A partir desse momento, com somente mais quatro anos restantes de vida, Anne se dedicou à escrita. O manuscrito de "Agnes Grey" foi terminado em julho de 1846, e, mesmo sendo publicado em conjunto com "Morro dos Ventos Uivantes", de Emily, e "Jane Eyre", de Charlotte, no ano seguinte, a obra foi ofuscada e vista como insignificante quando comparada aos livros das irmãs. Injusto, para dizer o mínimo.
"Agnes Grey" conta a história de Agnes, uma menina pobre e filha de um pastor (assim como a autora), que é considerada fraca e inútil por ser a mais jovem da família e que, em um momento de fragilidade econômica, decide procurar emprego. Grande parte do resto é exatamente igual à vida de Anne: ela consegue um primeiro trabalho de governanta em uma família abusiva e cruel e sai de lá em menos de um ano, então, em seguida, ela passa a trabalhar para uma família milionária com quatro crianças; dois meninos, que estudam em um internato, e duas meninas. Lá, a personagem é tratada de maneira melhor, mas ainda assim é usada e ignorada pelas meninas. Nas redondezas, ela conhece um pastor chamado Mr. Weston, que a dá flores e rapidamente se apaixona por ela. O sentimento é recíproco. Porém, a situação se atrapalha um pouco quando o pai dela morre no interior antes de ela conseguir se despedir. Com isso, Agnes decide se mudar para sua terra natal, deixando Weston para trás. Algum tempo depois, eles se reencontram, casam e têm três filhos. Claro, isto é apenas um pequeno resumo, há outros detalhes e personagens, mas o que eu queria mostrar para você, leitor, é que essa obra é, essencialmente, a história de Anne com o final feliz que ela nunca teve.

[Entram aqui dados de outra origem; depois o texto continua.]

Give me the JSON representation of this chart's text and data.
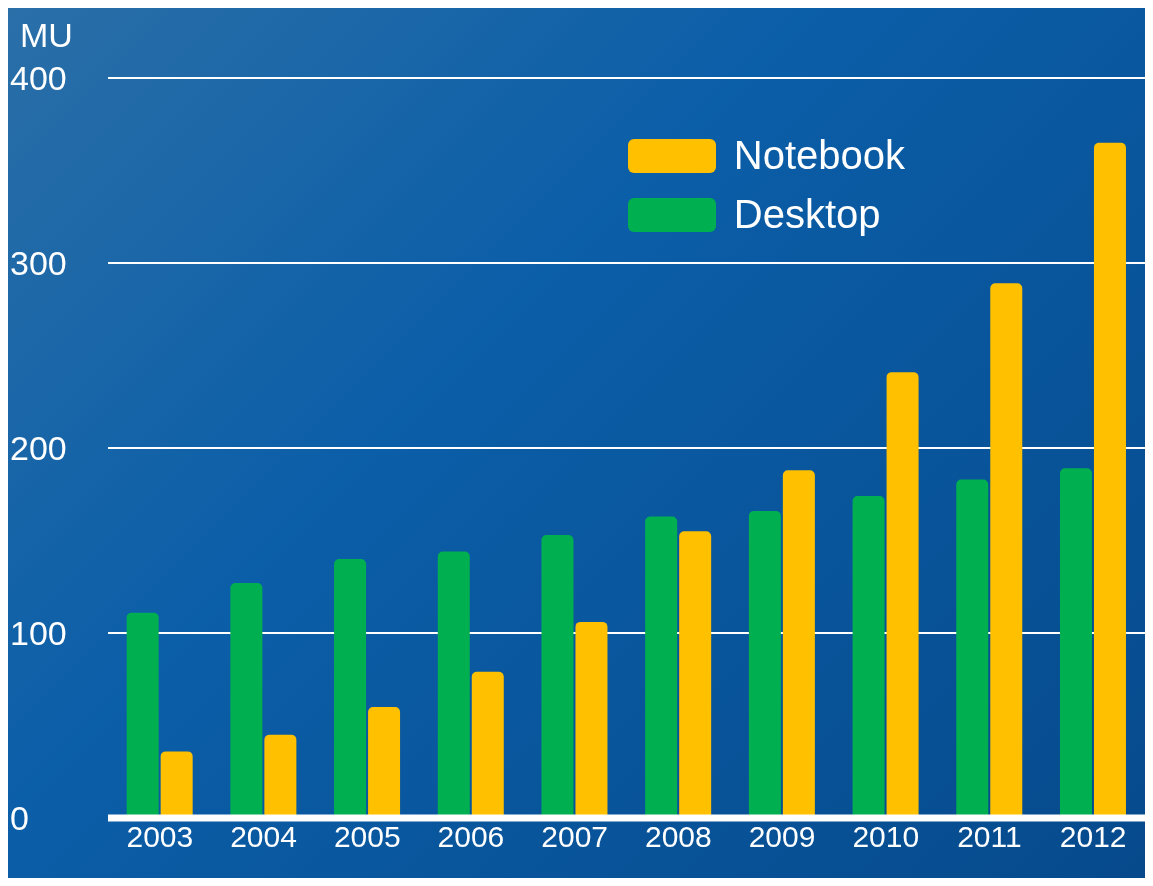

A recepção do livro, como dito anteriormente, não foi exatamente boa: para os críticos, era "apenas" mais uma história de mulher. Felizmente, o próximo e último livro dela, "The Tenant of Wildfell Hall" ("A Inquilina de Wildfell Hall"), ainda sendo outra história sob a perspectiva feminina, foi louvada pelas mulheres da época por questionar os valores vitorianos. E é isso que mais importa: ser reconhecido por seu público alvo e querido.
No dia 28 de maio de 1849, Anne faleceu em razão da influenza, intensificada pela morte ainda recente de Emily, sua irmã mais querida. Nunca saberemos se Anne realmente seria a próxima Jane Austen se tivesse mais tempo de vida, no entanto, podemos ter a certeza de que para os reais amantes da literatura, o nome dela estará sempre ao lado de outros como Oscar Wilde, Charles Dickens e Thomas Hardy.